Are you the taxidermist or just the customer? As a taxidermist, there are some things I personally don’t care for on Meder forms, but as a customer it’s not something you would care about. It’s also just my opinion, many people like them just fine. I don’t have any pictures. Any pics I would have wouldn’t look much different than what you saw on McKenzie’s site.


----------



## rackwacker (Jan 24, 2009)

I am the customer, i like the way the full sneak off-set form looks, and with this buck having a huge full rut neck as a gross 157" 11 pointer with a 22" inside spread i thought it would show the rack off well. His neck measured 33" half way between the ears and start of the shoulder...not quite a "D" measurement i know, my taxi has all the exact numbers this is just what i measured and remembered.
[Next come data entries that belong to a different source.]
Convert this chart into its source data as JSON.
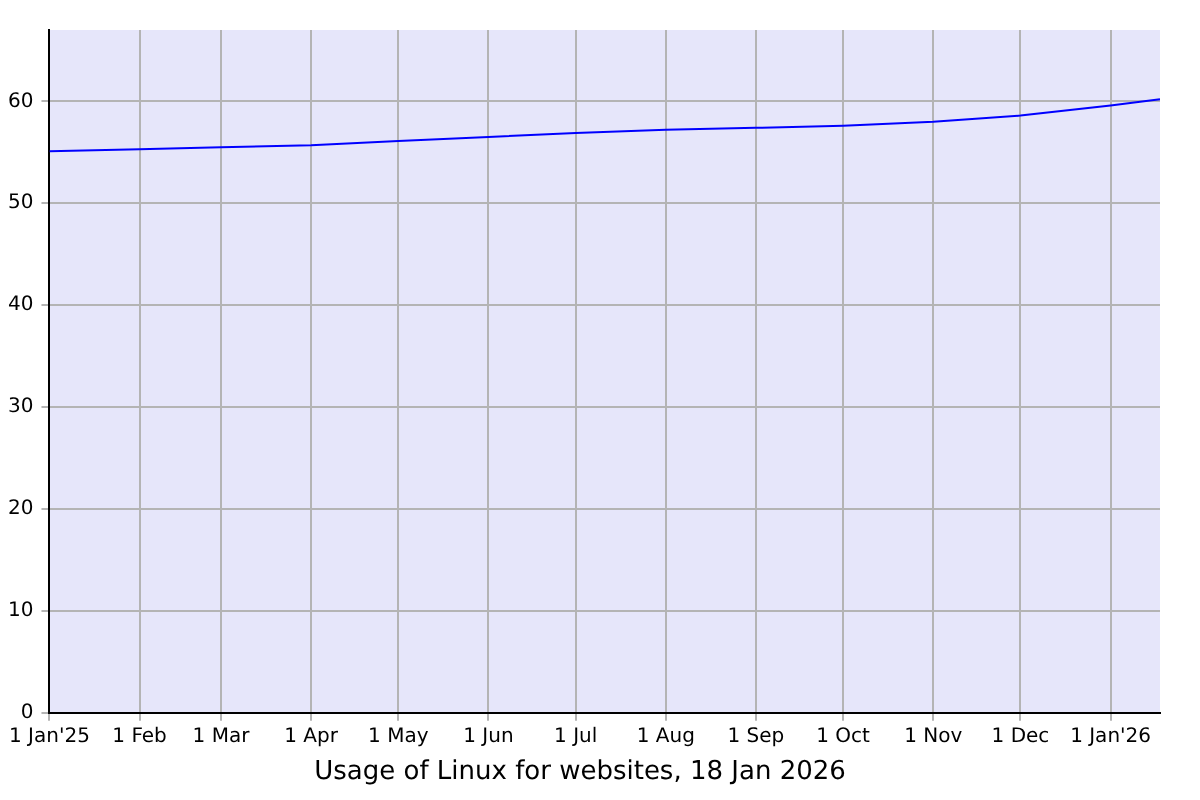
{
  "chart_data": {
    "type": "line",
    "title": "Usage of Linux for websites, 18 Jan 2026",
    "x": [
      "2025-01-01",
      "2025-02-01",
      "2025-03-01",
      "2025-04-01",
      "2025-05-01",
      "2025-06-01",
      "2025-07-01",
      "2025-08-01",
      "2025-09-01",
      "2025-10-01",
      "2025-11-01",
      "2025-12-01",
      "2026-01-01",
      "2026-01-18"
    ],
    "series": [
      {
        "color": "#0000ff",
        "values": [
          55.1,
          55.3,
          55.5,
          55.7,
          56.1,
          56.5,
          56.9,
          57.2,
          57.4,
          57.6,
          58.0,
          58.6,
          59.6,
          60.2
        ]
      }
    ],
    "xlim": [
      "2025-01-01",
      "2026-01-18"
    ],
    "xticks": [
      {
        "value": "2025-01-01",
        "label": "1 Jan'25"
      },
      {
        "value": "2025-02-01",
        "label": "1 Feb"
      },
      {
        "value": "2025-03-01",
        "label": "1 Mar"
      },
      {
        "value": "2025-04-01",
        "label": "1 Apr"
      },
      {
        "value": "2025-05-01",
        "label": "1 May"
      },
      {
        "value": "2025-06-01",
        "label": "1 Jun"
      },
      {
        "value": "2025-07-01",
        "label": "1 Jul"
      },
      {
        "value": "2025-08-01",
        "label": "1 Aug"
      },
      {
        "value": "2025-09-01",
        "label": "1 Sep"
      },
      {
        "value": "2025-10-01",
        "label": "1 Oct"
      },
      {
        "value": "2025-11-01",
        "label": "1 Nov"
      },
      {
        "value": "2025-12-01",
        "label": "1 Dec"
      },
      {
        "value": "2026-01-01",
        "label": "1 Jan'26"
      }
    ],
    "ylim": [
      0,
      67
    ],
    "yticks": [
      0,
      10,
      20,
      30,
      40,
      50,
      60
    ],
    "grid": true,
    "legend": false,
    "marker": "none",
    "line_style": "solid"
  }
}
Do youthink this form would give a buck like this the respect he deserves?


----------



## M.Magis (Oct 2, 2003)

Though I personally don’t like full sneaks that much, they do compliment a wide rack. They don’t show off the neck well nearly as well as a semi sneak.


----------



## Brian Jones (May 13, 2010)

That is my favorite sneak form. Here are a couple pics of some I have done.


----------



## rackwacker (Jan 24, 2009)

Thanks! yeah that's it right there, i like those alot!! Great work by the way I'll post mine up when i get him back. You got me excited now i think that form will represent my buck wel!!


----------



## Brian Jones (May 13, 2010)

Thanks


----------